You are given an array A of length N and Q queries given by the 2D array B of size Q*2. Each query consists of two integers B[i][0] and B[i][1]. For every query, the task is to calculate the sum of all even indices in the range A[B[i][0]…B[i][1]].
Note : Use 0-based indexing
1 <= N <= 105
1 <= Q <= 105
1 <= A[i] <= 100
0 <= B[i][0] <= B[i][1] < N
First argument A is an array of integers.
Second argument B is a 2D array of integers.
Return an array of integers.
Input 1:
A = [1, 2, 3, 4, 5]
B = [ [0,2]
[1,4] ]
Input 2:
A = [2, 1, 8, 3, 9]
B = [ [0,3]
[2,4] ]
Output 1:
[4, 8]
Output 2:
[10, 17]
Explanation 1:
The subarray for the first query is [1, 2, 3] whose sum of even indices is 4.
The subarray for the second query is [2, 3, 4, 5] whose sum of even indices is 8.
Explanation 2:
The subarray for the first query is [2, 1, 8, 3] whose sum of even indices is 10.
The subarray for the second query is [8, 3, 9] whose sum of even indices is 17.

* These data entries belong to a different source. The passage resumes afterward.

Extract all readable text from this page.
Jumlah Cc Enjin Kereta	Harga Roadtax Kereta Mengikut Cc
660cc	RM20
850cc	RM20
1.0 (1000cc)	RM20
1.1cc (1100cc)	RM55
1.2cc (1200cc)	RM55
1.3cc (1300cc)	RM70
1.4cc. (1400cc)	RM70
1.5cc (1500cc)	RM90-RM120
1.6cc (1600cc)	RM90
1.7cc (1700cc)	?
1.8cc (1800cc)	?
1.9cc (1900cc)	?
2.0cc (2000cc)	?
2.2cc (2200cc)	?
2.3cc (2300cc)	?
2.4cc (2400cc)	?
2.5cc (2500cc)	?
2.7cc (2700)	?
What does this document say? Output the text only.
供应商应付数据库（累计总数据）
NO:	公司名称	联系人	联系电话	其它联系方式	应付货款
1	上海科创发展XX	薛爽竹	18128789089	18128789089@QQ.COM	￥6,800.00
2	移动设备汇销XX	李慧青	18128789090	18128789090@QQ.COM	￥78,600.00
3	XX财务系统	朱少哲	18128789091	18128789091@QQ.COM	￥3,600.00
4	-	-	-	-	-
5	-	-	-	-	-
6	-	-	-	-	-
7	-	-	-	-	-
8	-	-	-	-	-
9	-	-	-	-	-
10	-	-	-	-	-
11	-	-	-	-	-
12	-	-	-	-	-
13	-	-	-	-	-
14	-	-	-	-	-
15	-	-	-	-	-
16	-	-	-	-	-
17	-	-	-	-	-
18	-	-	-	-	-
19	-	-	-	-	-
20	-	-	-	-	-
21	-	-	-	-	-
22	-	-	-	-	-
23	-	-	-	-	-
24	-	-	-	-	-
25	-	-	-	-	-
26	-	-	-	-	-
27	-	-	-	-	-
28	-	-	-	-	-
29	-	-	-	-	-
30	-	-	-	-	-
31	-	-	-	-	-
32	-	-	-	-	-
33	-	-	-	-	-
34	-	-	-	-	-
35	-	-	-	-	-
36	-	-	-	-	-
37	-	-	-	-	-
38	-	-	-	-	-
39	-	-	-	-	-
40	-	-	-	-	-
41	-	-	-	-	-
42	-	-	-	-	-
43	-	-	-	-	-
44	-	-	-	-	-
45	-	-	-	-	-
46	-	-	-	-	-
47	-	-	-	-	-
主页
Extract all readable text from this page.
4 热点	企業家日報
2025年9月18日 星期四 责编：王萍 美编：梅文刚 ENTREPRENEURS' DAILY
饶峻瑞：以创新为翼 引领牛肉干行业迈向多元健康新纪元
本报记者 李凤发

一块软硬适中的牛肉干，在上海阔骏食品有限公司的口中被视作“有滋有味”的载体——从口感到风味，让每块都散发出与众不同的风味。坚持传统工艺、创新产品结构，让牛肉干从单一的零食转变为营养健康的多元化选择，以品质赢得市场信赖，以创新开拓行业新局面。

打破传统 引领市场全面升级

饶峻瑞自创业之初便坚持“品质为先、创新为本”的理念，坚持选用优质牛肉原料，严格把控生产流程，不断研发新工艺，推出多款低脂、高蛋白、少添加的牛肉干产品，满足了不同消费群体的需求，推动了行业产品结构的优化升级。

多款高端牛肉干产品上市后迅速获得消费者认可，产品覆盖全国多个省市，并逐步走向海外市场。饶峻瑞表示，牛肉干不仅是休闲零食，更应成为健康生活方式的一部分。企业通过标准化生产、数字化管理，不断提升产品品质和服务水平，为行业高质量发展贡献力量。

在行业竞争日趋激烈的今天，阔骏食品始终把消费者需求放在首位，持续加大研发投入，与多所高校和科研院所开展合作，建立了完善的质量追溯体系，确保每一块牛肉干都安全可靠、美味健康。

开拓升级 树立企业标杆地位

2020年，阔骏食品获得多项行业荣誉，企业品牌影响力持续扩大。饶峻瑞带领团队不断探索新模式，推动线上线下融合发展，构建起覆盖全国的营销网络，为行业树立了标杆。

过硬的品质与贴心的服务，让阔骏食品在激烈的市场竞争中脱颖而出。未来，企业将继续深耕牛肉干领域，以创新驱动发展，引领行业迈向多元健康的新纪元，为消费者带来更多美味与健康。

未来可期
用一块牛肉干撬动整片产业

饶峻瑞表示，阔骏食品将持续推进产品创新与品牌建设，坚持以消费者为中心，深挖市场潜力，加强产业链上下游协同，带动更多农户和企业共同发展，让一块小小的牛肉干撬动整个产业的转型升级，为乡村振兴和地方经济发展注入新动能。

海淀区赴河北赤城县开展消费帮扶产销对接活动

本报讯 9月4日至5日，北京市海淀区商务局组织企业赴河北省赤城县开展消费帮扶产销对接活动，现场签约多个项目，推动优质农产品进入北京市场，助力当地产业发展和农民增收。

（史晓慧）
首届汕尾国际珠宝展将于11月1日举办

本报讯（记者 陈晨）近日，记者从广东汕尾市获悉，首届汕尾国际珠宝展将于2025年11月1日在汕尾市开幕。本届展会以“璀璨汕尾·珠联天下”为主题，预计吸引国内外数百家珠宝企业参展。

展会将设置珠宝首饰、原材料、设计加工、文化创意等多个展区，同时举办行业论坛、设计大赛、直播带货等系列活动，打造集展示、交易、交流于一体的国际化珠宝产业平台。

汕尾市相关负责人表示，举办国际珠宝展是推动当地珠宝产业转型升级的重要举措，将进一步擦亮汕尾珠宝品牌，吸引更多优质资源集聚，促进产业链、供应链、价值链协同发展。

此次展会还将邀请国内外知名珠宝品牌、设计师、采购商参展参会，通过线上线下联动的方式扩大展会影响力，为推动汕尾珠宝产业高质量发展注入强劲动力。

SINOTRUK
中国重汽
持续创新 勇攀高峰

function sumOfEvenIndices(A, B){
// taking pfsum of even number
const pf = []
const ans = []
pf[0] = A[0];
for(let i = 1 ; i < A.length ; i++){
if(i % 2 == 0){
pf[i] = pf[i - 2] + A[i]
}else{
pf[i] = pf[i - 1]
}
}
for(let i = 0 ; i < B.length ; i++){
if(B[i][0] == 0){
ans[i] = pf[B[i][1]]
}else{
ans[i] = pf[B[i][1]] - pf[B[i][0] - 1]
}
}
return ans
}